You wait six months for something good on TV and then four things come along at once!
Physical, on Netflix, is a show set in the 80s about a weight-obsessed, eating-disordered housewife who discovers aerobics and makes it her entire life and also career. I have seen one episode and I already know it is going to be amazing. It stars Rose Byrne, who I think is just about the most beautiful woman alive and I’ve never understood why she isn’t more famous. I mean, she is famous, but I don’t understand why she isn’t Nicole Kidman famous, Angelina Jolie famous. Anyway, she is completely perfect for this role, with outstanding dark comic timing and a face that turns from sublime to despair on a sixpence.
Talking about excellent acting, there is actors acting their doublets off in Becoming Elizabeth on StarzPlay. This channel is, I believe, or was, the home of the brilliant Black Sails, which was a racy series about pirates that basically saved my life when Sam was about 6 months old and the days were an elbow-crawl through nettles and barbed wire. Becoming Elizabeth has the same raunchy, devil-may-care approach as Black Sails but rather than the high seas, yaaarrgghh, we are the Tudor court in the immediate aftermath of the death of Henry VIII. I had thought Catherine Parr, the King’s last wife, slid into obscurity but it shows how much I know! She went on to marry and scheme like mad with Thomas Seymour. Seymour is held up in this show as a ridiculous, half-wit “popinjay” but to me seems to be a hot AF massive saucy Welshman who is so oversexed he sort of humps the furniture and fellates his red wine goblet. Call me, boyo. The whole cast is amazing. I love love that Jamie Parker who was in History Boys, he was always my favourite, and there’s Jessica Raine from Call The Midwife in the role of her life. There’s a little bit of “Would sir forsooth that I may so gently hey nonny”, chat in this but also plenty of plain-speaking “Come on, don’t be ridiculous”, which I think is important in costume dramas for immediacy and accessibility, if not total veracity. There is more than a touch of The Thick of It to the political stuff including someone playing a bishop who I think genuinely was in The Thick of It. It’s all very good.
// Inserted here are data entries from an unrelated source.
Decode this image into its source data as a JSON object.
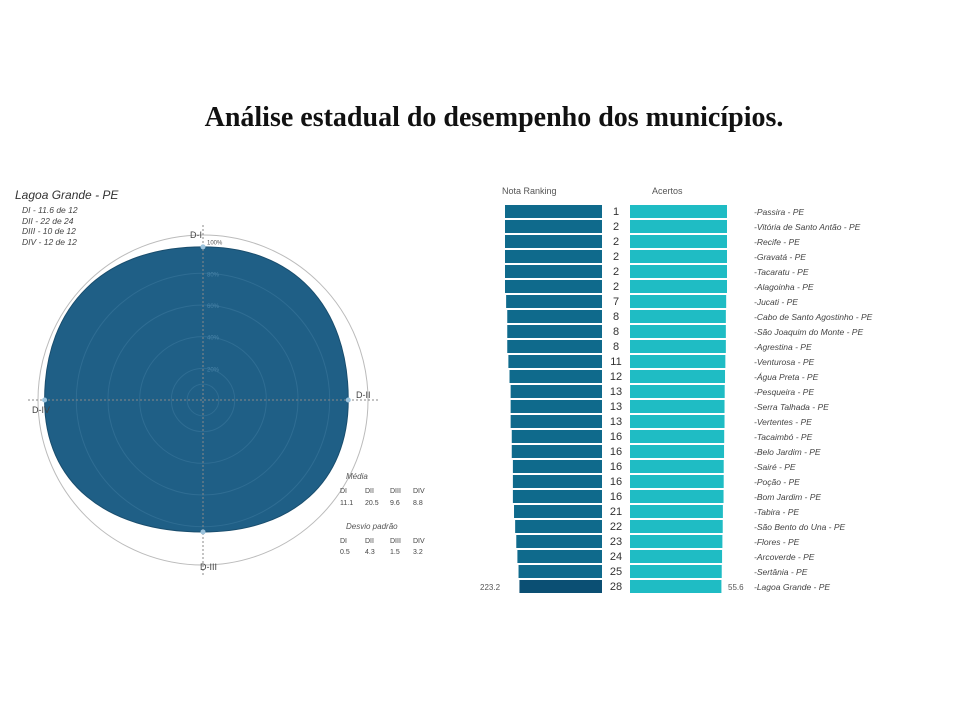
{
  "title": "Análise estadual do desempenho dos municípios.",
  "radar": {
    "municipality": "Lagoa Grande - PE",
    "dims": [
      "DI - 11.6 de 12",
      "DII - 22 de 24",
      "DIII - 10 de 12",
      "DIV - 12 de 12"
    ],
    "axes": [
      "D-I",
      "D-II",
      "D-III",
      "D-IV"
    ],
    "ring_labels": [
      "100%",
      "80%",
      "60%",
      "40%",
      "20%"
    ],
    "values_pct": [
      96.7,
      91.7,
      83.3,
      100
    ]
  },
  "stats": {
    "media_title": "Média",
    "desvio_title": "Desvio padrão",
    "cols": [
      "DI",
      "DII",
      "DIII",
      "DIV"
    ],
    "media": [
      "11.1",
      "20.5",
      "9.6",
      "8.8"
    ],
    "desvio": [
      "0.5",
      "4.3",
      "1.5",
      "3.2"
    ]
  },
  "colors": {
    "radar_fill": "#1f5f86",
    "bar_left": "#0f6a8c",
    "bar_right": "#1fbcc4",
    "bar_left_last": "#0b4f73"
  },
  "chart_data": {
    "type": "bar",
    "left_header": "Nota Ranking",
    "right_header": "Acertos",
    "left_last_value": "223.2",
    "right_last_value": "55.6",
    "categories": [
      "Passira - PE",
      "Vitória de Santo Antão - PE",
      "Recife - PE",
      "Gravatá - PE",
      "Tacaratu - PE",
      "Alagoinha - PE",
      "Jucati - PE",
      "Cabo de Santo Agostinho - PE",
      "São Joaquim do Monte - PE",
      "Agrestina - PE",
      "Venturosa - PE",
      "Água Preta - PE",
      "Pesqueira - PE",
      "Serra Talhada - PE",
      "Vertentes - PE",
      "Tacaimbó - PE",
      "Belo Jardim - PE",
      "Sairé - PE",
      "Poção - PE",
      "Bom Jardim - PE",
      "Tabira - PE",
      "São Bento do Una - PE",
      "Flores - PE",
      "Arcoverde - PE",
      "Sertânia - PE",
      "Lagoa Grande - PE"
    ],
    "ranks": [
      "1",
      "2",
      "2",
      "2",
      "2",
      "2",
      "7",
      "8",
      "8",
      "8",
      "11",
      "12",
      "13",
      "13",
      "13",
      "16",
      "16",
      "16",
      "16",
      "16",
      "21",
      "22",
      "23",
      "24",
      "25",
      "28"
    ],
    "series": [
      {
        "values": [
          236,
          236,
          236,
          236,
          236,
          236,
          235,
          234,
          234,
          234,
          233,
          232,
          231,
          231,
          231,
          230,
          230,
          229,
          229,
          229,
          228,
          227,
          226,
          225,
          224,
          223.2
        ]
      },
      {
        "values": [
          59,
          59,
          59,
          59,
          59,
          59,
          58.5,
          58.3,
          58.3,
          58.3,
          58,
          57.8,
          57.6,
          57.5,
          57.5,
          57.3,
          57.2,
          57,
          57,
          56.9,
          56.5,
          56.4,
          56.2,
          56,
          55.8,
          55.6
        ]
      }
    ]
  }
}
I can confidently say that Dexter Fletcher was my first love. He played the wisecracking American Spike Thompson in my all-time favourite show ever, Press Gang. I wanted to grow up to be shouty editor Lynda Day but have ended up more like put-upon features writer Sarah Jackson. Anyway Dexter and my husband are now friends, can you believe it. And I got to actually hug Spike Thompson once, although Dexter has grown his hair long and wears a lot of cosy cardigans and has got a geezer accent as wide as the Thames estuary. If you’re wondering if a lot of my independent creative output is named a variation of “Spike” because of Spike Thompson you would be right. But I digress. Dexter is now a film director and has directed this new-channel Paramount+ jewel The Offer, starring the dazzling Miles Teller, (what is wrong with me at the moment? I think everyone is amazing, must be hormones), and the slightly-annoying Juno Temple. The Offer is about the fraught and at times genuinely dangerous making of The Godfather, which I didn’t even realise started life as a novel. It is great fun, if a little silly and Miles Teller looks amazing in it. Or have I already said that?
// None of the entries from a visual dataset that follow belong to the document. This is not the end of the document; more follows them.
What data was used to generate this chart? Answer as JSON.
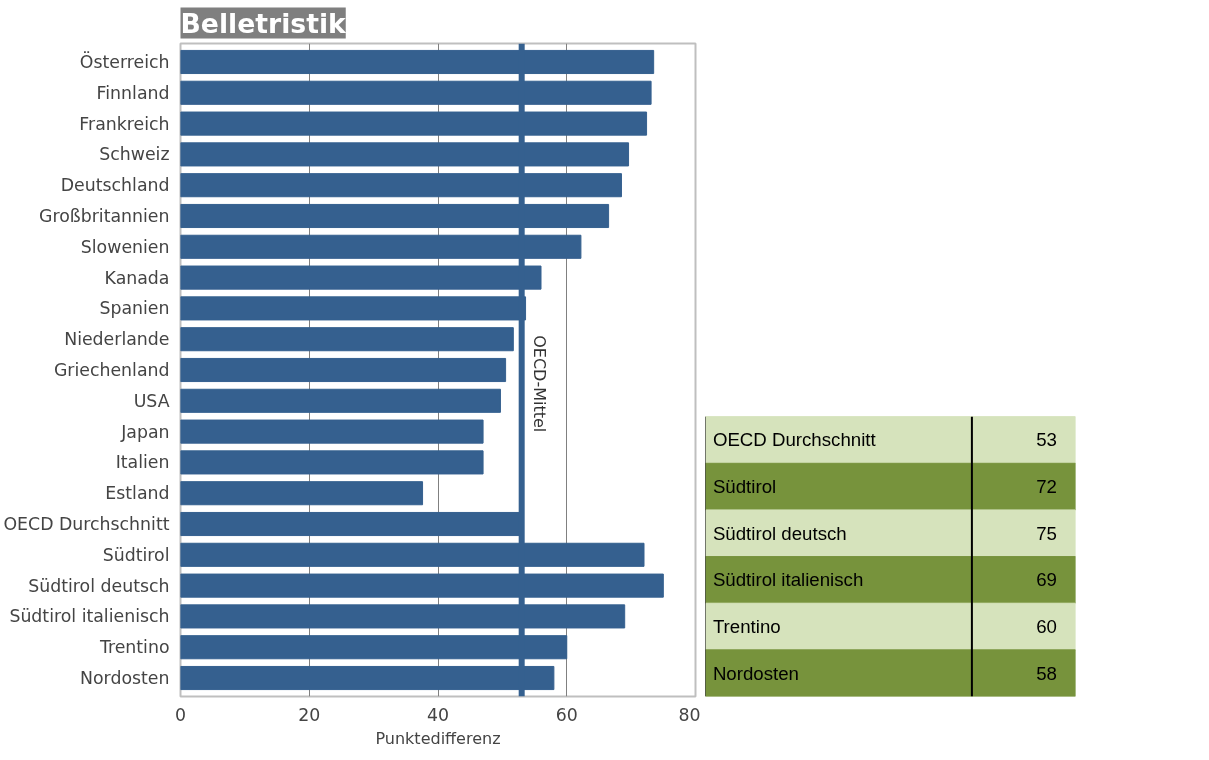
{
  "chart_data": [
    {
      "type": "bar",
      "orientation": "horizontal",
      "title": "Belletristik",
      "xlabel": "Punktedifferenz",
      "categories": [
        "Österreich",
        "Finnland",
        "Frankreich",
        "Schweiz",
        "Deutschland",
        "Großbritannien",
        "Slowenien",
        "Kanada",
        "Spanien",
        "Niederlande",
        "Griechenland",
        "USA",
        "Japan",
        "Italien",
        "Estland",
        "OECD Durchschnitt",
        "Südtirol",
        "Südtirol deutsch",
        "Südtirol italienisch",
        "Trentino",
        "Nordosten"
      ],
      "values": [
        73.5,
        73.1,
        72.4,
        69.6,
        68.5,
        66.5,
        62.2,
        56,
        53.6,
        51.7,
        50.5,
        49.7,
        47,
        47,
        37.6,
        53,
        72,
        75,
        69,
        60,
        58
      ],
      "color": "#35608f",
      "xlim": [
        0,
        80
      ],
      "xticks": [
        0,
        20,
        40,
        60,
        80
      ],
      "grid": "x",
      "ref_lines": [
        {
          "axis": "x",
          "value": 53,
          "label": "OECD-Mittel",
          "color": "#35608f"
        }
      ]
    },
    {
      "type": "other",
      "categories": [
        "OECD Durchschnitt",
        "Südtirol",
        "Südtirol deutsch",
        "Südtirol italienisch",
        "Trentino",
        "Nordosten"
      ],
      "values": [
        53,
        72,
        75,
        69,
        60,
        58
      ],
      "data_labels": true,
      "colors": [
        "#d6e3bc",
        "#77933c",
        "#d6e3bc",
        "#77933c",
        "#d6e3bc",
        "#77933c"
      ]
    }
  ]
}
I know nothing about Sherwood, but everyone is talking about it so it must be good. Although everyone watched Broadchurch and I thought that was fucking dismal.
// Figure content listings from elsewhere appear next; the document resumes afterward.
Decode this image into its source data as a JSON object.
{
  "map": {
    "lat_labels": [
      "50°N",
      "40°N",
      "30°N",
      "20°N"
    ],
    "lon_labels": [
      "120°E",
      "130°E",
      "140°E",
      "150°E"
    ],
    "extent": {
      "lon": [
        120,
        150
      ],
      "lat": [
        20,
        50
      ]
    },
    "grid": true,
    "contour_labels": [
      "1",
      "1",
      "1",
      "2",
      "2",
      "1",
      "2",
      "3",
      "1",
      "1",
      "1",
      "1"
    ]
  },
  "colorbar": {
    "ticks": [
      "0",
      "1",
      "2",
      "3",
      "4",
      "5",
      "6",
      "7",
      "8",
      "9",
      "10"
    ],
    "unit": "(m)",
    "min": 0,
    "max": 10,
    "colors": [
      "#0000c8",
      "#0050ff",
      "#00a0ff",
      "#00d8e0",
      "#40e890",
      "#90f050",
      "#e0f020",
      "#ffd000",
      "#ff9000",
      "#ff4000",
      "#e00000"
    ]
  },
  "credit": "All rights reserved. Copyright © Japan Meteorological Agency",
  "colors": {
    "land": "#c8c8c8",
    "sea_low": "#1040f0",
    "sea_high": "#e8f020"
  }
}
I also just this morning was alerted to a series called Only Murders in the Building about Steve Martin, Martin Short and Selena Gomez (???) playing sleuthing podcasters on Disney + and it sounds weird but wonderful and very cosy and if I get a quiet moment later I might dive into Episode 1.
How about you? Have you watched anything good lately? Please share with the group in the handy box below.
Television
Ah, Press Gang is my daughter's favourite programme now, beating even Glee. Very jel Dexter is a family friend!
I have to confess I watched the first episode of Becoming Elizabeth and hated it, but I freely realise it's because I count myself as an amateur historian and from a young age have read extensive biographies and research papers on that period of English history (when I was 10 we did the Tudors in school and even then I remember being an irritating little know it all) My standards are so high that a historical drama has to be really really bloody good for me to like it. Added to the fact that these dramas are so often marketed as "You think you know (person from history) but you don't!!!" My smug little boffin brain goes Er, well, yes I do actually. It's why I'll never see Six: The Musical. Know it alls are not the demographic.
With you with the Black Sails worship though. My blood pressure has never recovered from Season 4 John Silver. Have often wondered if I could convince my husband to chop off his leg and not wash for six months.